Je suis sidéré par le nombre impressionnant d’arrestations d’islamistes et d’apprentis jihadistes, candidats au départ en Libye, en Syrie ou en Iraq, à l’accomplissement de tueries, coupables d’assassinats… Il ne se passe plus un jour sans que l’on entende parler de capture de « dangereux terroristes ». Bien souvent, il m’arrive de me poser la question de savoir si l’on a encore des places en prison pour héberger toute cette racaille.

Il m’arrive également d’envisager le pire, une évasion collective de prison et me demande, étant donné notre manque de professionnalisme légendaire, si toutes les précautions sont prises. Je pense également au travail de propagande que cette faune est en train d’accomplir derrière les barreaux auprès des autres prisonniers, ceux de droit commun. Je me dis qu’à ce rythme, il va falloir emprisonner la moitié (si ce n’est plus) de la jeunesse tunisienne.

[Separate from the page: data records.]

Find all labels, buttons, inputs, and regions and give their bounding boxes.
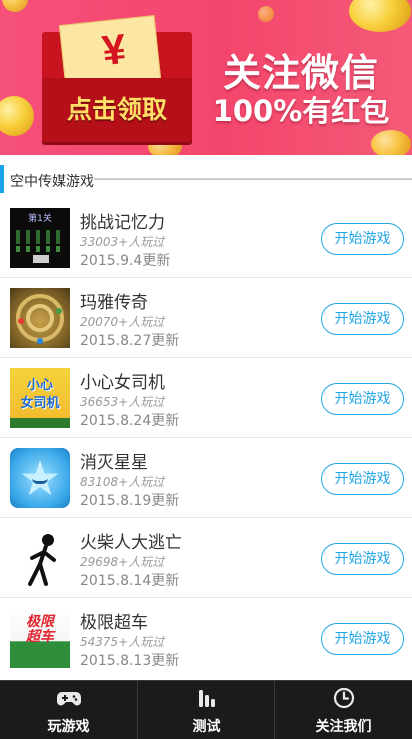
start-game-button[interactable]: 开始游戏	[321, 223, 404, 255]
thumbnail-level-text: 第1关	[28, 214, 52, 224]
thumbnail-button-shape	[33, 255, 49, 263]
thumbnail-text: 超车	[26, 629, 54, 645]
thumbnail-pattern	[16, 230, 64, 244]
game-update-date: 2015.8.24更新	[80, 413, 180, 429]
gold-coin-icon	[258, 6, 274, 22]
game-players-count: 33003+人玩过	[80, 235, 165, 249]
wechat-promo-banner[interactable]: ¥ 点击领取 关注微信 100%有红包	[0, 0, 412, 155]
nav-label: 关注我们	[315, 719, 372, 735]
game-list-item[interactable]: 小心 女司机 小心女司机 36653+人玩过 2015.8.24更新 开始游戏	[0, 358, 412, 438]
game-update-date: 2015.8.14更新	[80, 573, 180, 589]
game-update-date: 2015.9.4更新	[80, 253, 171, 269]
ball-shape	[18, 318, 24, 324]
racing-game-thumbnail[interactable]: 极限 超车	[10, 608, 70, 668]
game-players-count: 20070+人玩过	[80, 315, 165, 329]
game-list-item[interactable]: 第1关 挑战记忆力 33003+人玩过 2015.9.4更新 开始游戏	[0, 198, 412, 278]
game-update-date: 2015.8.19更新	[80, 493, 180, 509]
section-title: 空中传媒游戏	[10, 174, 94, 190]
stickman-icon	[28, 534, 56, 586]
gold-coin-icon	[2, 0, 28, 12]
thumbnail-ground	[10, 418, 70, 428]
game-list-item[interactable]: 玛雅传奇 20070+人玩过 2015.8.27更新 开始游戏	[0, 278, 412, 358]
game-name[interactable]: 玛雅传奇	[80, 288, 148, 313]
section-accent-bar	[0, 165, 4, 193]
game-players-count: 29698+人玩过	[80, 555, 165, 569]
game-list-item[interactable]: 火柴人大逃亡 29698+人玩过 2015.8.14更新 开始游戏	[0, 518, 412, 598]
game-name[interactable]: 极限超车	[80, 608, 148, 633]
star-game-thumbnail[interactable]: ★	[10, 448, 70, 508]
start-game-button[interactable]: 开始游戏	[321, 303, 404, 335]
game-update-date: 2015.8.13更新	[80, 653, 180, 669]
clock-icon	[333, 687, 355, 709]
start-game-button[interactable]: 开始游戏	[321, 543, 404, 575]
memory-game-thumbnail[interactable]: 第1关	[10, 208, 70, 268]
start-game-button[interactable]: 开始游戏	[321, 463, 404, 495]
bar-chart-icon	[199, 690, 215, 707]
page: ¥ 点击领取 关注微信 100%有红包 空中传媒游戏 第1关 挑战记忆力 330…	[0, 0, 412, 739]
bottom-nav: 玩游戏 测试 关注我们	[0, 680, 412, 739]
gold-coin-icon	[371, 130, 411, 155]
nav-label: 测试	[192, 719, 221, 735]
start-game-button[interactable]: 开始游戏	[321, 383, 404, 415]
driver-game-thumbnail[interactable]: 小心 女司机	[10, 368, 70, 428]
nav-item-follow-us[interactable]: 关注我们	[274, 681, 412, 739]
section-header: 空中传媒游戏	[0, 161, 412, 197]
nav-item-play-games[interactable]: 玩游戏	[0, 681, 137, 739]
game-players-count: 36653+人玩过	[80, 395, 165, 409]
section-divider	[94, 178, 412, 180]
thumbnail-text: 小心	[26, 378, 53, 393]
game-name[interactable]: 消灭星星	[80, 448, 148, 473]
thumbnail-pattern	[16, 246, 64, 252]
nav-item-test[interactable]: 测试	[137, 681, 274, 739]
game-list-item[interactable]: ★ 消灭星星 83108+人玩过 2015.8.19更新 开始游戏	[0, 438, 412, 518]
nav-label: 玩游戏	[47, 719, 90, 735]
game-name[interactable]: 火柴人大逃亡	[80, 528, 182, 553]
gamepad-icon	[57, 692, 81, 706]
game-players-count: 83108+人玩过	[80, 475, 165, 489]
claim-label: 点击领取	[66, 95, 167, 124]
banner-subtitle: 100%有红包	[212, 94, 390, 128]
stickman-game-thumbnail[interactable]	[10, 528, 70, 588]
ball-shape	[56, 308, 62, 314]
ball-shape	[37, 338, 43, 344]
game-name[interactable]: 小心女司机	[80, 368, 165, 393]
yen-symbol: ¥	[99, 24, 129, 75]
gold-coin-icon	[0, 96, 34, 136]
start-game-button[interactable]: 开始游戏	[321, 623, 404, 655]
game-players-count: 54375+人玩过	[80, 635, 165, 649]
spiral-track	[26, 304, 54, 332]
game-list-item[interactable]: 极限 超车 极限超车 54375+人玩过 2015.8.13更新 开始游戏	[0, 598, 412, 678]
game-name[interactable]: 挑战记忆力	[80, 208, 165, 233]
gold-coin-icon	[349, 0, 411, 32]
maya-game-thumbnail[interactable]	[10, 288, 70, 348]
thumbnail-text: 女司机	[20, 396, 60, 411]
game-update-date: 2015.8.27更新	[80, 333, 180, 349]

Sans trop généraliser, il s’agit d’une jeunesse inculte, peu instruite, désabusée, cynique, prisonnière de fausses certitudes, peu ouverte sur le monde et sur les idées, vivant une misère financière, intellectuelle, frustrée sexuellement, socialement… Est-ce la solution? La réponse est négative bien évidemment. Mais d’un autre côté, avons nous le choix que de réprimer? Où allons nous comme ça?

Ne me parlez surtout pas d’école et de système éducatif. Il s’agit de la plus grande usine de fabrication d’abrutis. L’école est devenue un endroit mal famé, dangereux, qu’il est presque déconseillé de fréquenter. Oui, je sais j’exagère mais je ne suis pas loin de la réalité. J’appartiens à ce monde, je le connais. Paradoxalement, les idées de tolérance, d’ouverture, de liberté religieuse, de respect de la femme, de laïcité, de respect des autres, sont véhiculées par les adultes et par les tunisiens les plus âgés.

La conséquence est que dans ce pays, les jeunes sont les vieux et les vieux sont les jeunes. Notre futur est compromis car il est en voie d’être confié à une jeunesse et à une génération qui a les idées et les certitudes d’un temps qu’on a cru à jamais révolu.